A descriptive, cross-sectional study design was adopted, utilizing secondary data from the OPS Room Final Report generated during the June 2025 MNCH Week. The analysis included coverage metrics for HPV vaccination, Vitamin A supplementation, and Deworming interventions. Data were extracted from Power BI dashboards and field monitoring reports and were analyzed using descriptive statistics and comparative ratio assessments. Specific focus was given to operational discrepancies such as delayed rollout, incomplete entries, and tool deployment gaps.

Results

HPV vaccine coverage was reported at 330%, significantly exceeding the target population of 18,122 adolescent girls. In contrast, Vitamin A and Deworming coverage stood at 83% and 55% respectively.
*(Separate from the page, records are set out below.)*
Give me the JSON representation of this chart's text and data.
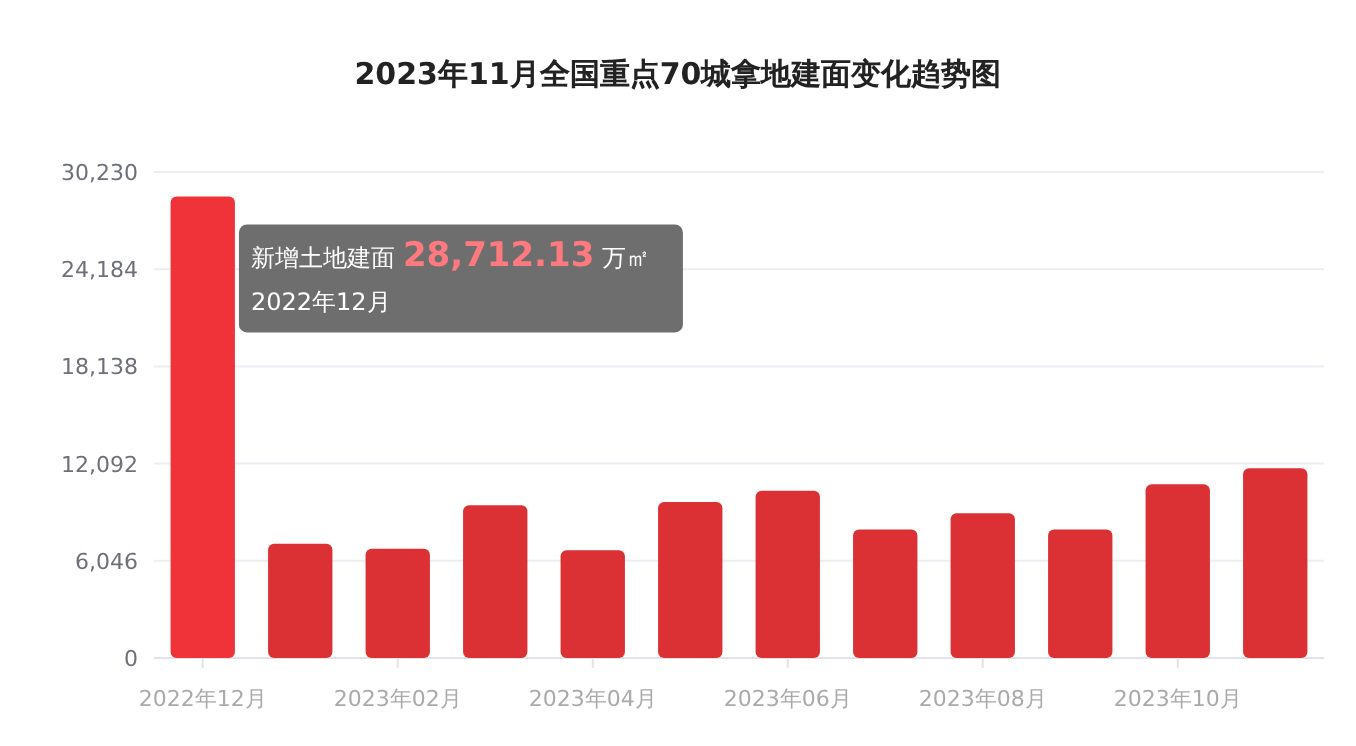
{
  "chart_data": {
    "type": "bar",
    "title": "2023年11月全国重点70城拿地建面变化趋势图",
    "categories": [
      "2022年12月",
      null,
      "2023年02月",
      null,
      "2023年04月",
      null,
      "2023年06月",
      null,
      "2023年08月",
      null,
      "2023年10月",
      null
    ],
    "values": [
      28712.13,
      7100,
      6800,
      9500,
      6700,
      9700,
      10400,
      8000,
      9000,
      8000,
      10800,
      11800
    ],
    "colors": [
      "#ef3338",
      "#db3134",
      "#db3134",
      "#db3134",
      "#db3134",
      "#db3134",
      "#db3134",
      "#db3134",
      "#db3134",
      "#db3134",
      "#db3134",
      "#db3134"
    ],
    "ylim": [
      0,
      30230
    ],
    "yticks": [
      {
        "value": 0,
        "label": "0"
      },
      {
        "value": 6046,
        "label": "6,046"
      },
      {
        "value": 12092,
        "label": "12,092"
      },
      {
        "value": 18138,
        "label": "18,138"
      },
      {
        "value": 24184,
        "label": "24,184"
      },
      {
        "value": 30230,
        "label": "30,230"
      }
    ],
    "grid": "y",
    "annotations": [
      {
        "text": "新增土地建面 28,712.13 万㎡",
        "x": "2022年12月",
        "y": 28712.13
      },
      "2022年12月"
    ]
  }
}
LGA-level analysis revealed uniformly inflated HPV coverage across all eight LGAs, with Yenagoa reaching a peak of 390%. Systemic challenges included delayed rollout in Southern Ijaw LGA, incomplete reporting by State Technical Facilitators, and poor data synchronization between manual tallies and digital dashboards. These findings suggest substantial reporting inflation and operational fragmentation, particularly for new interventions like HPV vaccination.

Conclusion

While MNCH Week remains an important platform for delivering public health services, the integrity of data especially for newer interventions like the HPV vaccine must be strengthened through better supervision, training, and validation systems. Reported coverage figures must reflect actual service reach, not administrative targets, to avoid misleading success metrics. A comprehensive reform of planning, monitoring, and community engagement structures is essential for improving future immunization campaigns and maintaining public trust.